Mardi 19 juillet 2005

J’ai vu Adeline ce matin, sur les pelouses, comme la dernière fois. Puis il a commencé à pleuvoir, et nous sommes allés chez moi. Le temps d’arriver, il ne pleuvait plus. C’était la première fois qu’elle venait à la maison.

L’après-midi, j’ai été à Saint-Germain avec Juline. Elle est partie à La Défense ensuite, je suis rentré seul. Je n’ai rien acheté. Mais j’ai fait des croquis : la sortie du RER ; un fauteuil et une table du Soubise ; la vue du château. Pour le dernier chapitre de Sans titre (je n’ai toujours pas trouvé de titre à ma BD sur B*).

En sortant, ce matin, j’avais laissé les trente-quatre planches à Juline pour qu’elle les lise. À midi, elle m’a dit : « Je les ai seulement feuilletées, ça me gêne un peu, c’est très intime… je préfère les lire quand ce sera terminé. » Å bon.

J’ai changé d’avis : je ne montrerai pas ces planches à B*, car, pour cela, il faudrait que je puisse le voir, lui. Et ce serait une très mauvaise idée que de le revoir : depuis que je me suis mis en tête que j’allais le revoir, j’ai recommencé à me faire des films. Mais que me faut-il pour arrêter la machine ? La dernière fois, il m’a dit clairement que je devais l’oublier. Malgré ça, je n’ai toujours pas compris ? C’est dingue.

Comment ne plus être amoureux de B* :

  1. Faire comme si de rien n’était et attendre que ça passe → échec
  2. Lui révéler mes sentiments pour qu’il formule explicitement un refus → échec
  3. Éviter tout contact physique (y compris visuel) → c’est ce que je dois faire
  4. Éviter tout contact, y compris le téléphone, Internet, la poste, etc. → j’espère ne pas devoir arriver à cette extrémité
  5. Détruire toute trace de lui → pas question !

Pourquoi ne faut-il pas que je revoie B* ?

  1. Risque qu’il ne me dise rien → c’est donc moi qui parlerai → je vais raconter n’importe quoi, comme d’hab, et l’assommer d’ennui
  2. Ou bien, je lui parle de nous (car l’objet de cette hypothétique rencontre, c’est de lui donner cette BD) → risque de paraître insistant
  3. Si je lui montre ma BD, il comprendra que je l’aime depuis longtemps → risque de le décevoir ou de le choquer, parce qu’il pensera que nos rapports n’ont jamais été nets. Je préfère qu’il garde une bonne image de moi.

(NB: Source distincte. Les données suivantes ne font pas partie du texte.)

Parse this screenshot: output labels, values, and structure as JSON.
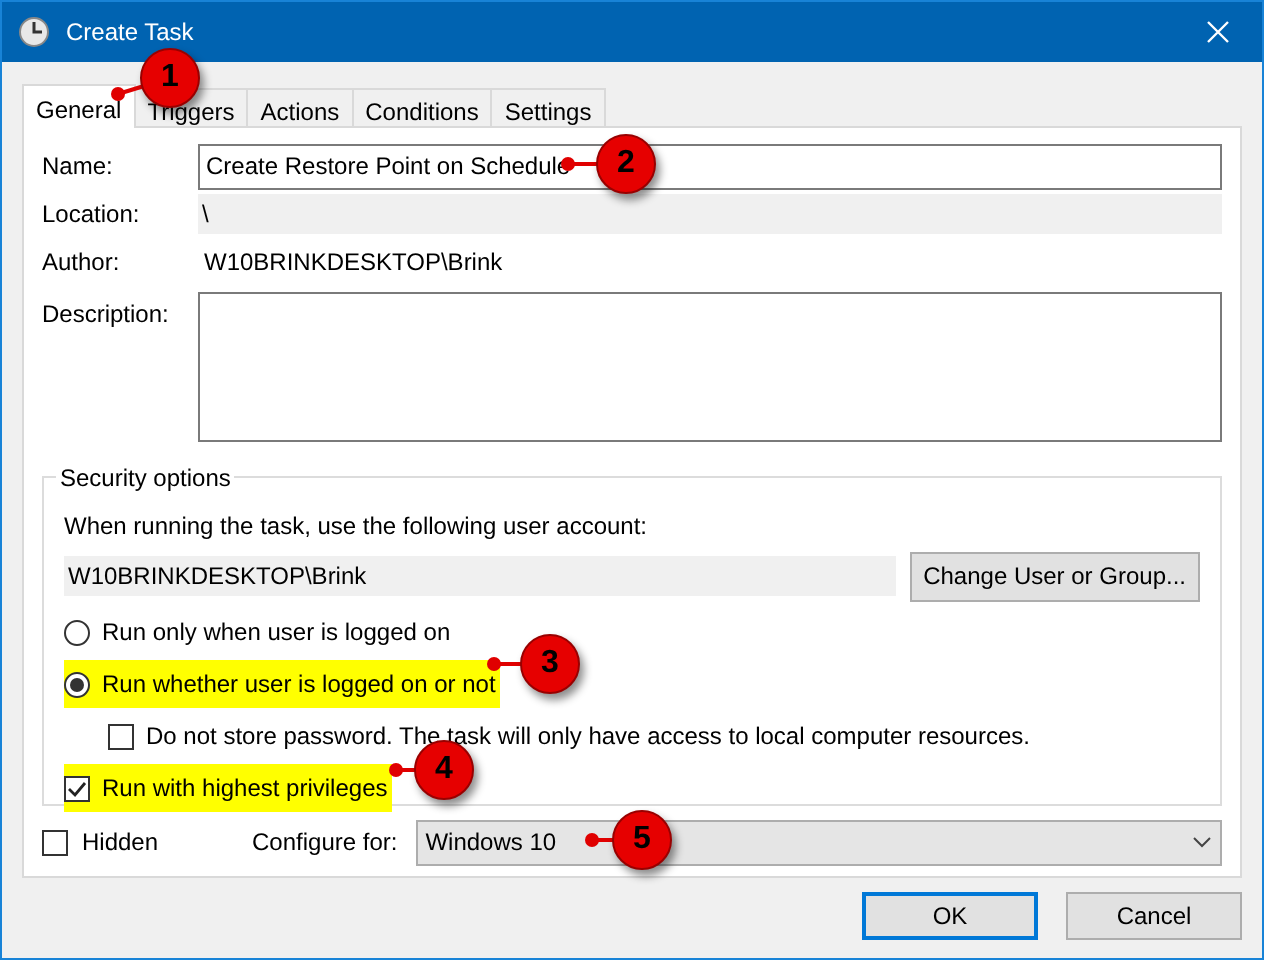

À Saint-Germain, devant le château, j’ai parlé avec Jean-Baptiste, un mec de ma classe avec qui je n’avais jamais parlé de toute l’année. Il m’a d’abord parlé par intérêt, ne nous leurrons pas (il me l’a dit lui-même) : pour se débarrasser de trois mecs qui le collaient. On a parlé du bac, bien sûr. Il ne l’a pas eu. Ils sont deux dans la classe à ne pas l’avoir eu. Finalement, il est peut-être sympa.

En rentrant à la maison, j’ai croisé ce type. Portrait. Il s’appelle Salim, je crois. Il est un voisin, ou un ex-voisin. Il bosse au marché, chez le primeur. Je le vois souvent là-bas. On avait l’impression qu’il était branché par Juline, mais ça fait des siècles qu’elle n’a pas été au marché. Résultat : quand j’y vais, moi, il lui est arrivé de me demander : « Elle n’est pas là, ta sœur ? » Plus récemment, il me fait de grands sourires (comme Juline n’est pas là, c’est moi qui ai droit aux sourires : chouette !) Je disais donc : je l’ai croisé dans ma rue tout à l’heure. Il m’a vu. Je lui ai souri. Il m’a dit : « Salut ! » Ah bon ? « Salut » ? C’est bien familier : ça m’a surpris. Ça m’a plu. J’ai considéré que mon sourire faisait office de salut, et je n’ai rien répondu. Il a mis son casque, il a enfourché son scooter, il est parti. Quelle aventure !


Cette rubrique « Carnets » reprend le journal que j’ai commencé à tenir en 2003. Dans ce carnet no5 (intitulé B*, 8 juin – 1er août 2005), j’ai dix-sept ans.